The bone opening is small, so it’s not replaced with your own bone. Instead, a small titanium plate is placed over the opening and synthetic bone is used for a cosmetic and smooth closure. The muscle is brought back together and the fascia and skin are sutured closed in a layered fashion. Finally, a dressing is placed over the incision.
After monitoring you overnight, you’ll stay until your activity levels are satisfactory. Usually one to two days. After discharge, you’ll receive a series of restrictions and possible prescriptions. It will be important to follow these instructions carefully for two weeks or until a follow-up to ensure long-term health after a microvascular decompression.
Restrictions during the first few weeks after MVD may include:
- Lifting nothing heavier than five pounds.

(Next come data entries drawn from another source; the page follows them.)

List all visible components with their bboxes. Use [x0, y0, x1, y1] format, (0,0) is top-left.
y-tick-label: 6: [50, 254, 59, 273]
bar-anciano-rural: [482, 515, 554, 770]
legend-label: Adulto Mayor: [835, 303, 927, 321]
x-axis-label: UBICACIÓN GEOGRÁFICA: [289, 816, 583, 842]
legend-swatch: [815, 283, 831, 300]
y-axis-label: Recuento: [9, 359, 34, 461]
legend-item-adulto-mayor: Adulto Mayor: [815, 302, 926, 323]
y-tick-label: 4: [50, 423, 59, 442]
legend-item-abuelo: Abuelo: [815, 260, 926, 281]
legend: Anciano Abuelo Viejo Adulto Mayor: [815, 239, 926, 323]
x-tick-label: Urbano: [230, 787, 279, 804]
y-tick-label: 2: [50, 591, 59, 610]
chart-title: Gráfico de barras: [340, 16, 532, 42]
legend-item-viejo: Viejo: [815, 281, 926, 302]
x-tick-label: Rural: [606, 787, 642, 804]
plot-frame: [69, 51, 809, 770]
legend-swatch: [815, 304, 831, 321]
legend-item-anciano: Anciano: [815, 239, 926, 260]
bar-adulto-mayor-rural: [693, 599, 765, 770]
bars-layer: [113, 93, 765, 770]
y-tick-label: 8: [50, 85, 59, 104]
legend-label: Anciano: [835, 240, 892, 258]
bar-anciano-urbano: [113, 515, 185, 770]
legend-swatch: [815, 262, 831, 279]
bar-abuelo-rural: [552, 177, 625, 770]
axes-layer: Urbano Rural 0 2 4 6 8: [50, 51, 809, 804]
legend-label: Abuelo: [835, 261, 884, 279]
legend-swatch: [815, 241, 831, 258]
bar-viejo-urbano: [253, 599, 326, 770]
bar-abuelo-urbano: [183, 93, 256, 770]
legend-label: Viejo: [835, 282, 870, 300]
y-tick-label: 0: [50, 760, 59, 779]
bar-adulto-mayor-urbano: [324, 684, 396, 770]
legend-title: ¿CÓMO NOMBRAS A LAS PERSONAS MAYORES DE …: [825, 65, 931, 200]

- No housework, sex, yard work or other strenuous activity.
- No alcohol.
- No nicotine products, including vaping.
- No driving or air travel.
Aftercare may include:
- Gentle washing with mild baby shampoo. Pat drying.
- No submerging in a tub, pool or bath for 2 weeks after surgery.
- No lotion or ointments, including hair-coloring products for 2 weeks after surgery.
Possible Side Effects of Microvascular Decompression
Side effects and complications after microvascular decompression surgery are rare. However, the possibility of a complication is not zero. There may be infection, bleeding, pain recurrence and blood clots in general.
It is important to keep your doctor abreast of your condition after surgery. Any fevers, signs of incision infection, weakness, severe headaches, fluid leaking, swelling, or other issues after the procedure should be reported promptly to ensure safe aftercare following your microvascular decompression.